«Solo éramos 'follamigos'»

El acusado se tapa el rostro con una carpeta.
El acusado se tapa el rostro con una carpeta. / PATRICIA BREGÓN

El acusado de acosar a su expareja con 143 llamadas en once días niega haber mantenido una relación formal, aunque reconoce haber contactado con ella de forma insistente

Cristina Del Río
CRISTINA DEL RÍOAvilés

El hombre que, presuntamente, llamó 143 veces en once días a su expareja, con la que habría estado un mes, ha negado hoy haber sostenido relación sentimental alguna. «Solo éramos 'follamigos'», repitió hasta en tres ocasiones, aunque reconoció que sí pudo haber realizado las 143 llamadas por las que el Ministerio Fiscal solicita una pena de un año y nueve meses de prisión y la aproximación a la mujer una distancia inferior a trescientos metros o la comunicación con ella durante dos años y medio por un presunto delito de acoso en el ámbito familiar.
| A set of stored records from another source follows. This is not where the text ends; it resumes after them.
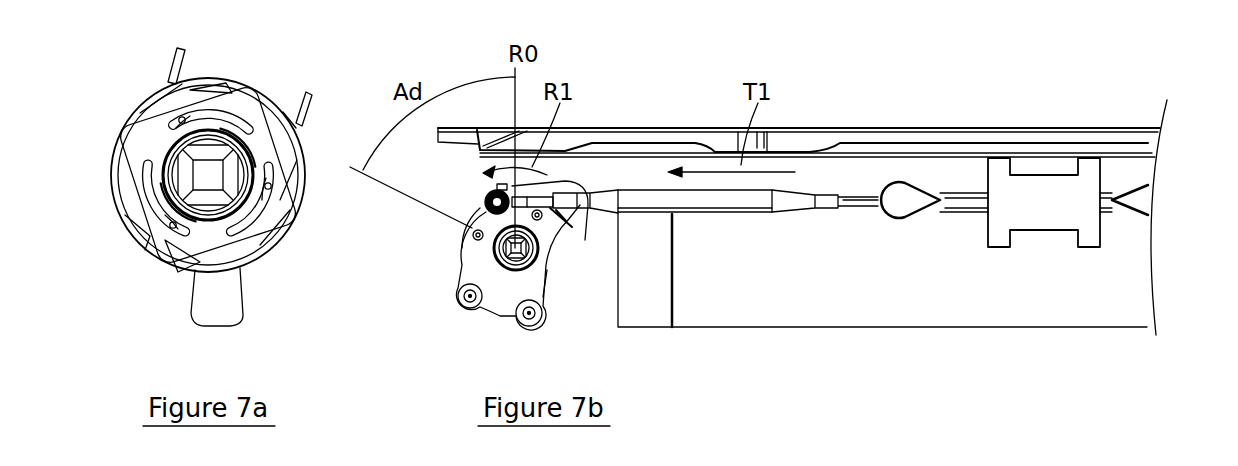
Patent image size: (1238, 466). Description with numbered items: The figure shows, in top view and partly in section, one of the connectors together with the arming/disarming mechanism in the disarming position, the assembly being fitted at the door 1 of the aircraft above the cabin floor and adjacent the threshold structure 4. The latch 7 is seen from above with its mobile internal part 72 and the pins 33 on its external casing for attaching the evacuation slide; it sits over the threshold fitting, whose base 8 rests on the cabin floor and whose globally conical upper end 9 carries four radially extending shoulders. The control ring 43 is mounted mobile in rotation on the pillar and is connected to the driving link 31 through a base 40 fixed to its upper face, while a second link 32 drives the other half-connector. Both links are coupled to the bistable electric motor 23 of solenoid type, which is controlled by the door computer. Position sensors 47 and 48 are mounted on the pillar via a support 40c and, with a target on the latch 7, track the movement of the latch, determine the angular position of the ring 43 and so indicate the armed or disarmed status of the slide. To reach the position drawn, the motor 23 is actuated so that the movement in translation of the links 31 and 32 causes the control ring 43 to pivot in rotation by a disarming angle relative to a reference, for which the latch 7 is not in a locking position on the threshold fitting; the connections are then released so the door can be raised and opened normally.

In FIG. 7B, the vehicle body / roof plate 1 is at (1118, 136).
In FIG. 7B, the frame 4 is at (922, 310).
In FIG. 7A, the latch 7 is at (292, 175).
In FIG. 7A, the base 8 is at (135, 147).
In FIG. 7A, the upper end 9 is at (182, 171).
In FIG. 7B, the upper end 9 is at (496, 263).
In FIG. 7B, the bistable electric motor 23 is at (1052, 222).
In FIG. 7B, the driving link 31 is at (758, 240).
In FIG. 7B, the link 32 is at (1112, 190).
In FIG. 7A, the pins 33 is at (190, 47).
In FIG. 7B, the pins 33 is at (548, 207).
In FIG. 7B, the base 40 is at (478, 213).
In FIG. 7B, the support 40c is at (530, 293).
In FIG. 7A, the control ring 43 is at (137, 252).
In FIG. 7B, the control ring 43 is at (466, 265).
In FIG. 7B, the position sensor 47 is at (468, 308).
In FIG. 7B, the position sensor 48 is at (540, 318).
In FIG. 7A, the mobile internal part 72 is at (247, 298).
El hombre cuenta con antecedentes por otro acoso sobre otra mujer y se encuentra en prisión al haber quebrantado una orden de alejamiento previa sobre la denunciante.

En el juicio celebrado esta mañana, en el Juzgado de lo Penal Número 1, él negó cualquier tipo de relación afectiva o planes conjuntos tales como ir al cine o salir a comer, más allá de encuentros puntuales para mantener relaciones sexuales.

No negó las llamadas, aunque las 95 que constan un 26 de octubre le parecieron demasiadas. «Creo que es imposible», afirmó. Y explicó la insistencia en contactar con la ahora denunciante «para que me devolviera las llaves de casa».

Ella reflejó en su testimonio una relación sentimental «en toda regla» en la que él hacía planes de futuro, a pesar de que no duró más de un mes. «No asumió la ruptura y en algunas ocasiones me enviaba amenazas como 'me las pagarás' o 'nos vamos a ver sí o sí'», respondió a preguntas de la fiscal. Aunque a ella también le parecieron «muchas» las 95 llamadas de aquel 26 de octubre. «Puede ser», concedió al final.

Relató que durante diez días le dijo a diario «que no y no», por lo que en muchas ocasiones apagaba el teléfono o lo dejaba sonar. Sí reconoció haber quedado con él entre el 17 y el 27 de octubre, los once días en los que se habría producido el presunto delito de acoso. «Quedé con él para hablar, para que no se quedara con tanto resentimiento», respondió a la pregunta de la jueza.

Se confesó «molesta y con miedo» por estas llamadas. Aseguró que en alguna ocasión la Guardia Civil la tuvo que acompañar a su puesto de trabajo y, en otras, se hizo acompañar por algunos amigos para acudir a determinados lugares.

La defensa solicitó la absolución al entender que no se dan los elementos del tipo penal, puesto que ni se altera gravemente el desarrollo de la vida cotidiana, algo que sostuvo al no haber tenido ella que cambiar de domicilio, trabajo o rutinas, ni se había mantenido una relación análoga de afectividad similiar a la matrimonial porque se conocían desde hace un mes, con idas y venidas, pero sin vocación de permanencia y sin compartir techo, aficiones, amigos o eventos.

El abogado de la denunciante, Luis Enrique Coto, que no presentó acusación particular por petición de su cliente, mostró su disconformidad con «la aplicación íntegra de las penas de la violencia de género (a estos presuntos delitos) porque a las víctimas reales se las está desacreditanto y les resta credibilidad. Esto no es óbice para que yo crea a mi representada, pero estoy en disconformidad con la legislación», argumentó.